I did a bit more research and then asked her this question: Even if taken properly, the combination pill that stops ovulation has a failure rate, meaning that sometimes ovulation occurs and an egg is fertilized accidentally. Very rare, I know. But if ovulation occurs, is implantation affected? In other words, is the accidental fertilized egg less likely to be able to implant in the uterus of a woman who's been taking anti-ovulation pills?

Santoro replied:

It's not known with certainty what happens when a woman who uses birth control pills regularly ovulates. Usually there is an error or an interaction with another medication that lowers the pill's potency. Because the pill contains both estrogen and progesterone, the lining is likely to be receptive to the fertilized egg. But in some women, the lining is actually stimulated by too much progesterone. In these cases, it gets relatively thin and might be inhospitable to a pregnancy. It is hard to know whether this is even a credible mechanism, though, because the pill also inhibits sperm entry into the uterus and alters tubal motility.

I asked her one last question: What kind of birth control pill is the most common, combination or progestin-only? Or are they about the same in popularity?

Her reply: I think they are all about the same in popularity.

So you can interpret Santoro's facts for yourself, since Santoro is not taking a political position here. She's just offering information.

But as I interpret it, if you believe that killing a fertilized egg is murder, as Ken Buck does, then you wouldn't tolerate even the most remote chance that your birth-control pill could cause murder by potentially stopping implantation, in rare cases, of a fertilized egg that otherwise could have implanted in the uterus.

So based on Buck's campaign statement to 9News that he opposes birth control methods that "would keep a fertilized egg from implanting," then he would logically oppose all types of birth-control pills, which are the most common type of birth control in America, because all of them could potentially do this.

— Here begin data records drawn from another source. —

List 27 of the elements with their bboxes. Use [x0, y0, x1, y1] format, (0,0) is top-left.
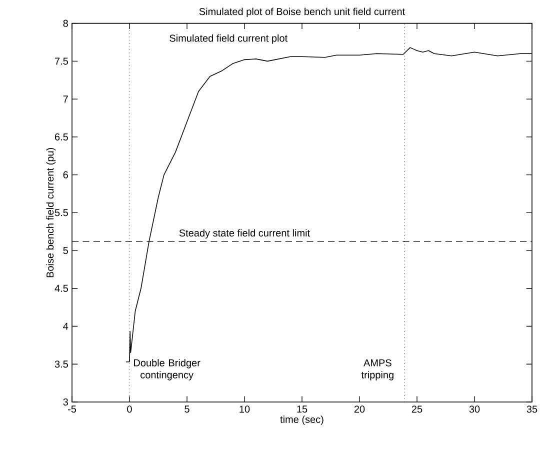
- x-axis-title: time (sec): [280, 416, 324, 425]
- x-tick-label: -5: [68, 406, 76, 413]
- y-tick-label: 5: [63, 247, 68, 254]
- y-tick-label: 3.5: [54, 360, 68, 368]
- x-tick-label: 25: [412, 406, 422, 413]
- y-tick-label: 8: [63, 20, 68, 27]
- x-tick-label: 15: [297, 406, 308, 413]
- y-tick-label: 6.5: [55, 133, 68, 140]
- x-tick-label: 35: [526, 406, 538, 413]
- y-tick-label: 6: [63, 171, 68, 178]
- x-tick-label: 10: [240, 406, 250, 413]
- y-axis-title: Boise bench field current (pu): [46, 148, 56, 278]
- x-tick-label: 30: [469, 406, 480, 413]
- y-tick-label: 4: [63, 322, 68, 330]
- y-tick-label: 7.5: [55, 58, 68, 65]
- x-tick-label: 5: [184, 406, 190, 413]
- x-tick-label: 0: [127, 406, 132, 413]
- x-tick-label: 20: [354, 406, 365, 413]
- y-tick-label: 7: [63, 96, 68, 102]
- ref-line-label: AMPS tripping: [361, 359, 394, 380]
- ref-line-label: Double Bridger contingency: [134, 359, 200, 380]
- ref-line-label: Steady state field current limit: [179, 229, 310, 238]
- y-tick-label: 3: [63, 398, 68, 406]
- annotation: Simulated field current plot: [170, 34, 288, 44]
- y-tick-label: 5.5: [54, 209, 68, 216]
- chart-title: Simulated plot of Boise bench unit field current: [199, 8, 405, 18]
- y-tick-label: 4.5: [54, 284, 68, 292]
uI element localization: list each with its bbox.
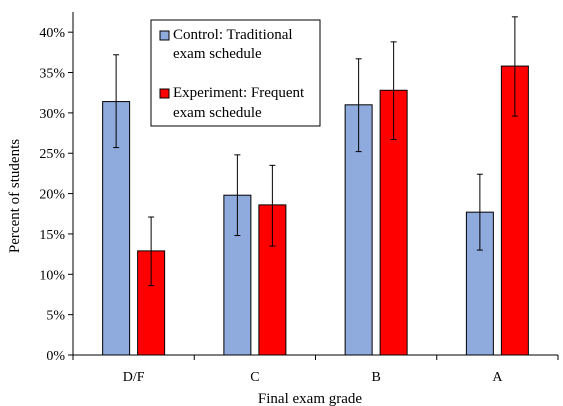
error-bars (113, 16, 518, 287)
legend-box (150, 19, 321, 127)
y-tick-label: 20% (39, 188, 65, 203)
x-axis-title: Final exam grade (258, 391, 362, 406)
x-tick-label: C (250, 370, 259, 385)
x-tick-label: D/F (123, 370, 145, 385)
y-tick-label: 35% (39, 67, 65, 82)
y-tick-label: 15% (39, 228, 65, 243)
legend-label-experiment-line2: exam schedule (173, 105, 262, 121)
y-tick-label: 5% (46, 309, 65, 324)
y-axis-ticks: 0% 5% 10% 15% 20% 25% 30% 35% 40% (39, 26, 73, 364)
legend-swatch-control (159, 30, 170, 41)
legend-label-control-line2: exam schedule (173, 46, 262, 62)
legend-label-control-line1: Control: Traditional (173, 27, 293, 43)
legend-label-experiment-line1: Experiment: Frequent (173, 85, 305, 101)
y-tick-label: 0% (46, 349, 65, 364)
y-tick-label: 10% (39, 268, 65, 283)
y-tick-label: 30% (39, 107, 65, 122)
legend: Control: Traditional exam schedule Exper… (150, 19, 321, 127)
legend-swatch-experiment (159, 88, 170, 99)
y-tick-label: 40% (39, 26, 65, 41)
x-axis-ticks: D/F C B A (72, 355, 559, 385)
y-axis-title: Percent of students (7, 139, 23, 253)
x-tick-label: B (371, 370, 380, 385)
x-tick-label: A (492, 370, 503, 385)
y-tick-label: 25% (39, 147, 65, 162)
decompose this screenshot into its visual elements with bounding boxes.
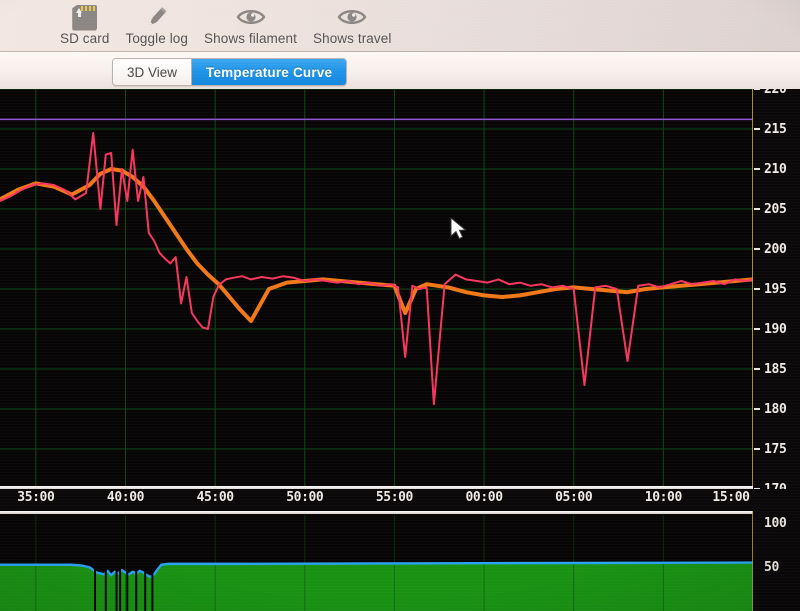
x-axis-tick: 05:00 — [555, 490, 593, 505]
tab-3d-view[interactable]: 3D View — [113, 59, 192, 85]
y-axis-tick: 210 — [753, 162, 800, 177]
y-axis-tick: 175 — [753, 442, 800, 457]
y-axis-labels: 220215210205200195190185180175170 — [753, 89, 800, 497]
toolbar: SD card Toggle log — [0, 0, 800, 52]
x-axis-tick: 00:00 — [465, 490, 503, 505]
x-axis-tick: 55:00 — [375, 490, 414, 505]
x-axis-tick: 15:00 — [712, 490, 750, 505]
y-axis-tick: 195 — [753, 282, 800, 297]
fan-y-axis-tick: 100 — [764, 516, 787, 532]
toolbar-button-toggle-log[interactable]: Toggle log — [117, 0, 196, 52]
x-axis-tick: 40:00 — [106, 490, 145, 505]
y-axis-tick: 180 — [753, 402, 800, 417]
fan-speed-plot-area[interactable] — [0, 515, 753, 611]
y-axis-tick: 220 — [753, 89, 800, 97]
toolbar-label-shows-filament: Shows filament — [204, 31, 297, 46]
fan-chart-top-edge — [0, 511, 753, 514]
temperature-chart[interactable]: 220215210205200195190185180175170 35:004… — [0, 89, 800, 509]
x-axis-labels: 35:00 40:00 45:00 50:00 55:00 00:00 05:00 10:00… — [0, 489, 800, 509]
x-axis-tick: 10:00 — [644, 490, 683, 505]
y-axis-tick: 205 — [753, 202, 800, 217]
toolbar-button-sd-card[interactable]: SD card — [52, 0, 117, 52]
x-axis-tick: 35:00 — [17, 490, 55, 505]
fan-y-axis-labels: 100 50 — [753, 509, 800, 611]
tab-group: 3D View Temperature Curve — [112, 58, 348, 86]
fan-y-axis-tick: 50 — [764, 559, 780, 575]
toolbar-button-shows-filament[interactable]: Shows filament — [196, 0, 305, 52]
temperature-plot-area[interactable] — [0, 89, 753, 489]
tab-temperature-curve[interactable]: Temperature Curve — [192, 59, 347, 85]
toolbar-label-shows-travel: Shows travel — [312, 31, 392, 46]
toolbar-items: SD card Toggle log — [52, 0, 399, 52]
x-axis-tick: 50:00 — [286, 490, 324, 505]
toolbar-button-shows-travel[interactable]: Shows travel — [305, 0, 399, 52]
tab-bar: 3D View Temperature Curve — [0, 52, 800, 89]
eye-icon — [337, 2, 367, 31]
y-axis-tick: 200 — [753, 242, 800, 257]
y-axis-tick: 185 — [753, 362, 800, 377]
y-axis-tick: 190 — [753, 322, 800, 337]
x-axis-tick: 45:00 — [196, 490, 235, 505]
sd-card-icon — [72, 2, 98, 31]
toolbar-label-sd-card: SD card — [60, 31, 110, 46]
pencil-icon — [144, 2, 170, 31]
fan-speed-chart[interactable]: 100 50 — [0, 509, 800, 611]
eye-icon — [236, 2, 266, 31]
tab-divider — [191, 59, 193, 85]
toolbar-label-toggle-log: Toggle log — [125, 31, 189, 46]
x-axis-line — [0, 486, 800, 489]
y-axis-tick: 215 — [753, 122, 800, 137]
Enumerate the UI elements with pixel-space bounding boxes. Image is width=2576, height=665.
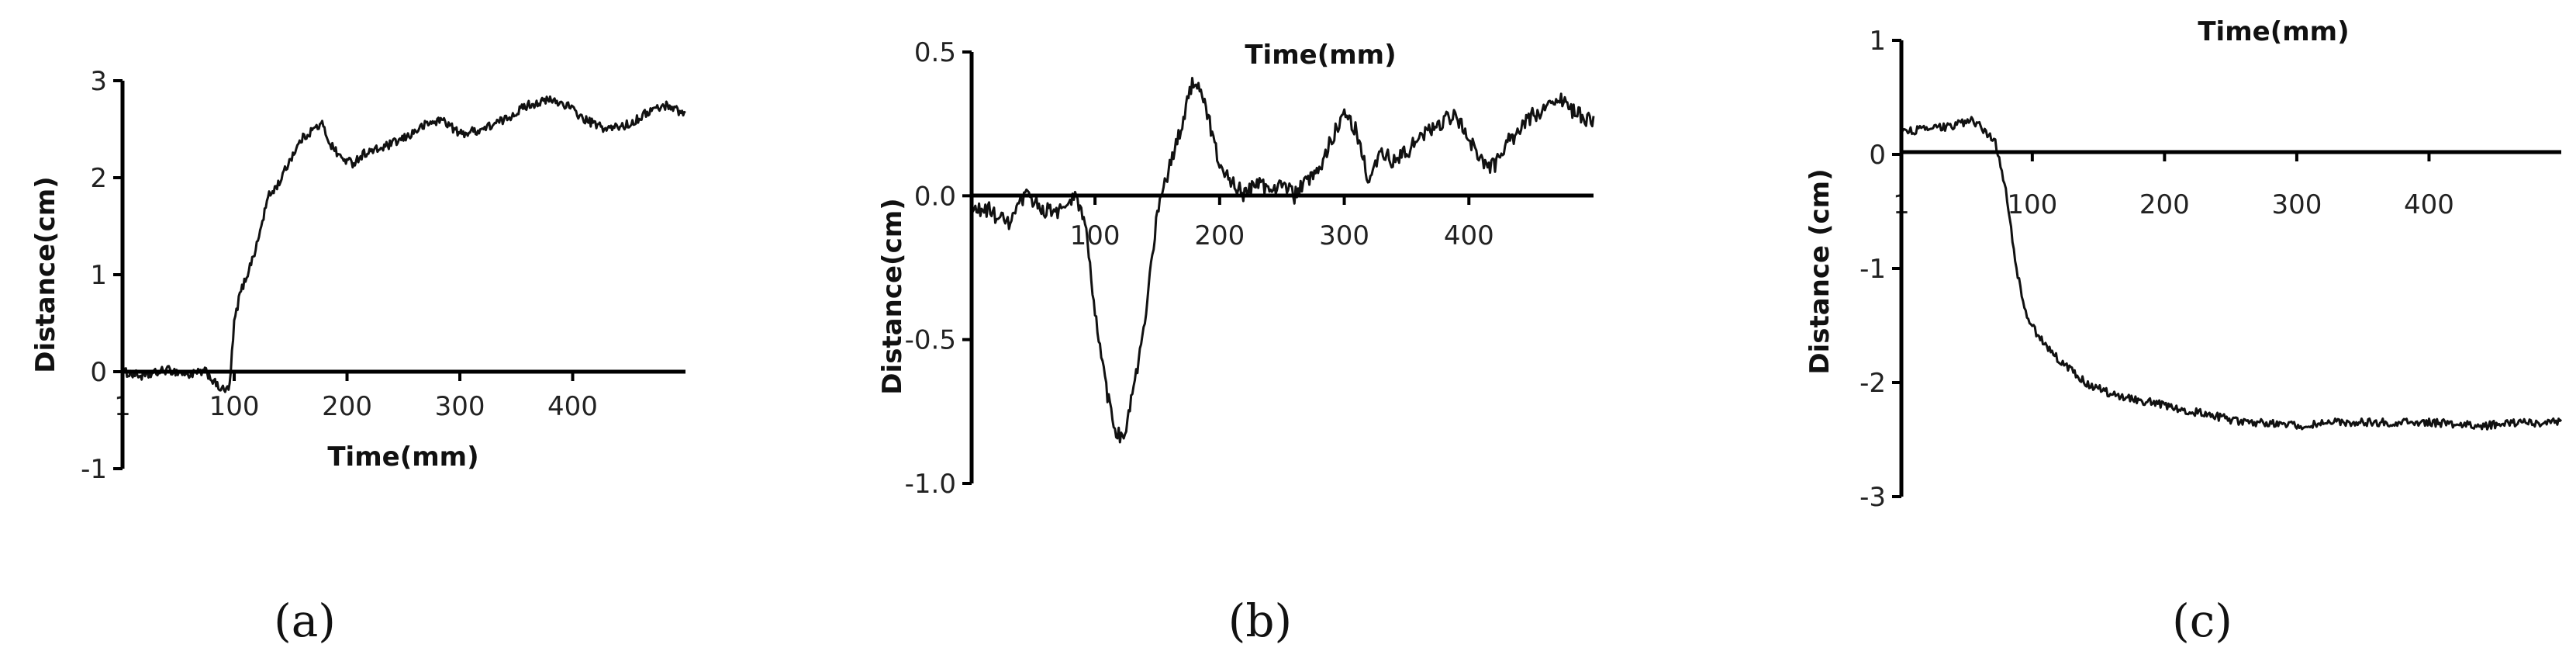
panel-label-c: (c) (2172, 594, 2232, 647)
x-axis-label-a: Time(mm) (327, 442, 478, 473)
y-tick-label: 0 (1869, 140, 1886, 171)
x-tick-label: 300 (1319, 220, 1369, 251)
chart-a: 1 100 200 300 400 -1 0 1 2 3 Time(mm) Distance(c… (30, 66, 686, 647)
x-tick-label: 100 (2007, 189, 2057, 220)
y-tick-label: -1.0 (905, 469, 956, 500)
x-axis-label-c: Time(mm) (2198, 16, 2349, 47)
y-tick-label: -2 (1859, 368, 1886, 399)
y-axis-label-a: Distance(cm) (30, 176, 61, 372)
y-ticks-a: -1 0 1 2 3 (81, 66, 123, 485)
x-tick-label: 400 (547, 391, 598, 422)
x-tick-label: 100 (209, 391, 260, 422)
y-axis-label-c: Distance (cm) (1804, 168, 1835, 374)
y-tick-label: 1 (90, 260, 107, 291)
x-tick-label: 400 (1444, 220, 1494, 251)
y-ticks-b: -1.0 -0.5 0.0 0.5 (905, 37, 972, 500)
x-tick-label: 200 (1194, 220, 1245, 251)
series-line-b (970, 77, 1595, 444)
y-tick-label: -0.5 (905, 325, 956, 356)
y-tick-label: 2 (90, 163, 107, 194)
y-tick-label: 3 (90, 66, 107, 97)
y-axis-label-b: Distance(cm) (877, 198, 908, 394)
chart-c: 1 100 200 300 400 -3 -2 -1 0 1 Time(mm) Distance… (1804, 16, 2563, 647)
x-tick-label: 100 (1070, 220, 1121, 251)
series-line-a (121, 95, 686, 393)
y-tick-label: 1 (1869, 26, 1886, 57)
y-ticks-c: -3 -2 -1 0 1 (1859, 26, 1901, 513)
x-ticks-a: 1100200300400 (114, 372, 598, 422)
x-tick-label: 400 (2404, 189, 2454, 220)
y-tick-label: -1 (1859, 254, 1886, 285)
x-ticks-b: 100 200 300 400 (1070, 196, 1494, 251)
x-tick-label: 200 (322, 391, 372, 422)
panel-label-b: (b) (1228, 594, 1292, 647)
y-tick-label: -3 (1859, 482, 1886, 513)
y-tick-label: 0.0 (914, 181, 956, 212)
x-ticks-c: 1100200300400 (1893, 152, 2454, 220)
series-line-c (1900, 116, 2563, 431)
y-tick-label: 0 (90, 357, 107, 388)
y-tick-label: 0.5 (914, 37, 956, 68)
y-tick-label: -1 (81, 454, 107, 485)
chart-b: 100 200 300 400 -1.0 -0.5 0.0 0.5 Time(mm) Dis… (877, 37, 1595, 647)
x-axis-label-b: Time(mm) (1245, 40, 1396, 71)
x-tick-label: 300 (2271, 189, 2322, 220)
x-tick-label: 200 (2139, 189, 2190, 220)
panel-label-a: (a) (274, 594, 336, 647)
x-tick-label: 300 (435, 391, 485, 422)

In an excellent paper released Aug. 31, Ari Armstrong and Diana Hseih arrive at the same conclusion stating:

While most often the pill acts to prevent fertilization, sometimes it can prevent a zygote from implanting in the uterus," they write, adding that the birth-control-pill manufacturers, Ortho Tri-Cyden and Trinessa, state that their pills alter the lining of the uterus.

Only the fact checkers at 7News appear to have properly evaluated the segment of Bennet's ad addressing birth control.

7News reported categorically that it's true that Ken Buck wants to ban common forms of birth control, properly combining his abortion position with his birth-control stance. That's correct.

9News was half right, pointing out that Buck opposes birth control methods but failing to dig deeply enough into the matter to understand that all birth-control pills would be opposed by Buck, based on his own criteria for protecting fertilized eggs.

And News4 got it wrong by claiming Buck doesn't oppose the pill when, in fact, he has said he opposes some types of birth-control pills as well as any birth-control method that makes implantation less likely, which could include all pills, at least in rare instances.

Now reporters should ask Buck himself what he has to say to women who are using forms of birth control that he opposes. About 17 million women in America who use the pill, plus millions of others who use forms of the IUD and other methods, and would like to know.